Les magistrats et les médecins, appelés sur les lieux, constatèrent que Rosalie Dusser avait été tuée de deux coups de feu, dont l'un avait pénétré dans une épaule et fracturé l'omoplate, et l'autre brisé l'épine dorsale, en pénétrant par le dos. De fortes contusions, que l'on remarqua sur la tête et sur plusieurs parties du corps de la victime, attestaient que l'assassin lui avait porté plusieurs coups avec la crosse de son fusil, dont on retrouva les fragmens à dix pas du cadavre, et sur laquelle on vit des cheveux et du sang.

Gouy fut arrêté, et avoua immédiatement toute l'horrible vérité. Il convint qu'il avait passé toute la soirée du dimanche dans le bois de Chambasse, et même qu'il s'y était rendu avec de très-mauvais desseins. Il déclara «qu'il en voulait depuis long-temps à Rosalie, soit parce qu'elle refusait d'écouter ses propositions, soit parce qu'elle lui reprochait d'avoir l'intention de la mettre dans l'embarras, comme il l'avait sans doute fait à l'égard de bien d'autres.» Il ajouta «qu'il l'avait rencontrée au bois, qu'il avait voulu mettre à exécution le projet qu'il avait formé depuis plusieurs jours, de la blesser d'un coup de fusil pour lui faire peur; qu'il lui dit, en la rencontrant, de faire le signe de la croix, et que, Rosalie s'étant mise à pleurer, il lui tira, à quelques pas de distance, un premier coup de fusil qui ne la renversa pas; qu'alors elle se mit à courir en lui disant qu'on lui ferait faire la même fin qu'il lui faisait faire à elle-même; que, réfléchissant aux conséquences que pourrait avoir pour lui la déclaration de cette fille, il se décida à lui tirer un second coup qui la renversa; qu'il lui porta encore un coup de la crosse de son arme sur la tête, jeta ensuite cette même arme sur le corps de Rosalie qui ne faisait alors aucun mouvement, et s'enfuit.»

Gouy persista dans ses aveux pendant tout le cours de l'instruction. Devant la Cour d'assises de l'Ardèche, où il fut traduit en janvier 1829, il montra d'abord beaucoup d'hésitation et de frayeur; il promenait des yeux égarés et stupides sur tout l'auditoire. Cependant, il répondit bientôt avec plus d'assurance; il reconnut pour vrai tout ce qui avait été rapporté par les témoins, et confirma, par de nouveaux détails, tout ce que relatait l'acte d'accusation.

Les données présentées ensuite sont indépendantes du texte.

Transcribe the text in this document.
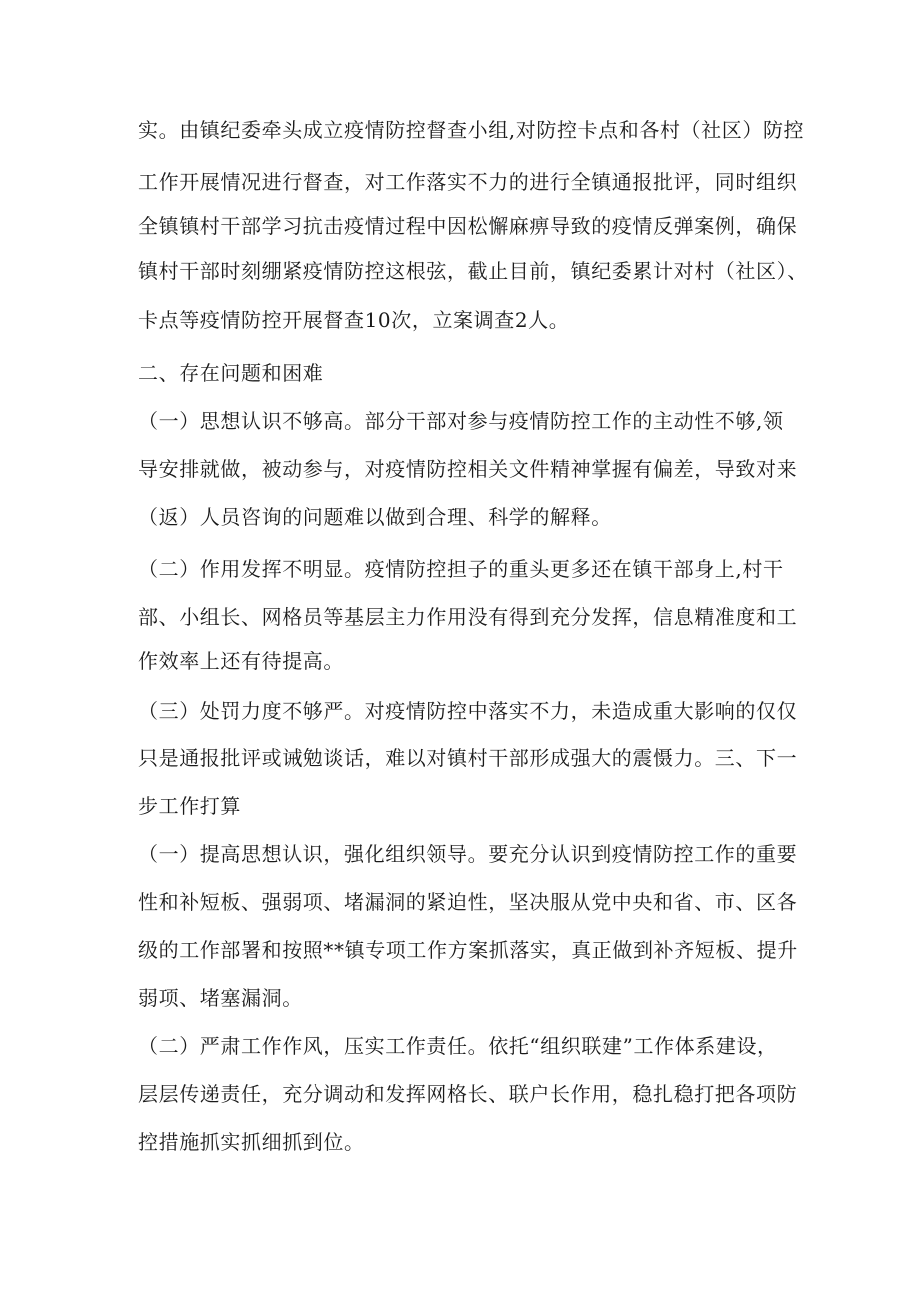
实。由镇纪委牵头成立疫情防控督查小组,对防控卡点和各村（社区）防控

工作开展情况进行督查，对工作落实不力的进行全镇通报批评，同时组织

全镇镇村干部学习抗击疫情过程中因松懈麻痹导致的疫情反弹案例，确保

镇村干部时刻绷紧疫情防控这根弦，截止目前，镇纪委累计对村（社区）、

卡点等疫情防控开展督查10次，立案调查2人。

二、存在问题和困难

（一）思想认识不够高。部分干部对参与疫情防控工作的主动性不够,领

导安排就做，被动参与，对疫情防控相关文件精神掌握有偏差，导致对来

（返）人员咨询的问题难以做到合理、科学的解释。

（二）作用发挥不明显。疫情防控担子的重头更多还在镇干部身上,村干

部、小组长、网格员等基层主力作用没有得到充分发挥，信息精准度和工

作效率上还有待提高。

（三）处罚力度不够严。对疫情防控中落实不力，未造成重大影响的仅仅

只是通报批评或诫勉谈话，难以对镇村干部形成强大的震慑力。三、下一

步工作打算

（一）提高思想认识，强化组织领导。要充分认识到疫情防控工作的重要

性和补短板、强弱项、堵漏洞的紧迫性，坚决服从党中央和省、市、区各

级的工作部署和按照**镇专项工作方案抓落实，真正做到补齐短板、提升

弱项、堵塞漏洞。

（二）严肃工作作风，压实工作责任。依托“组织联建”工作体系建设，

层层传递责任，充分调动和发挥网格长、联户长作用，稳扎稳打把各项防

控措施抓实抓细抓到位。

La défense ne pouvait rien tenter en faveur d'un semblable prévenu. Aussi l'avocat crut-il devoir s'en rapporter pleinement à la sagesse des jurés. Déclaré coupable, après une courte délibération, Gouy fut condamné à la peine de mort, et la Cour ordonna que l'exécution aurait lieu sur la scène même du crime.

Antoine Gouy ne manifesta aucune émotion, en entendant la fatale condamnation. L'arrêt de mort fut exécuté peu de jours après, car le condamné avait refusé de se pourvoir en cassation.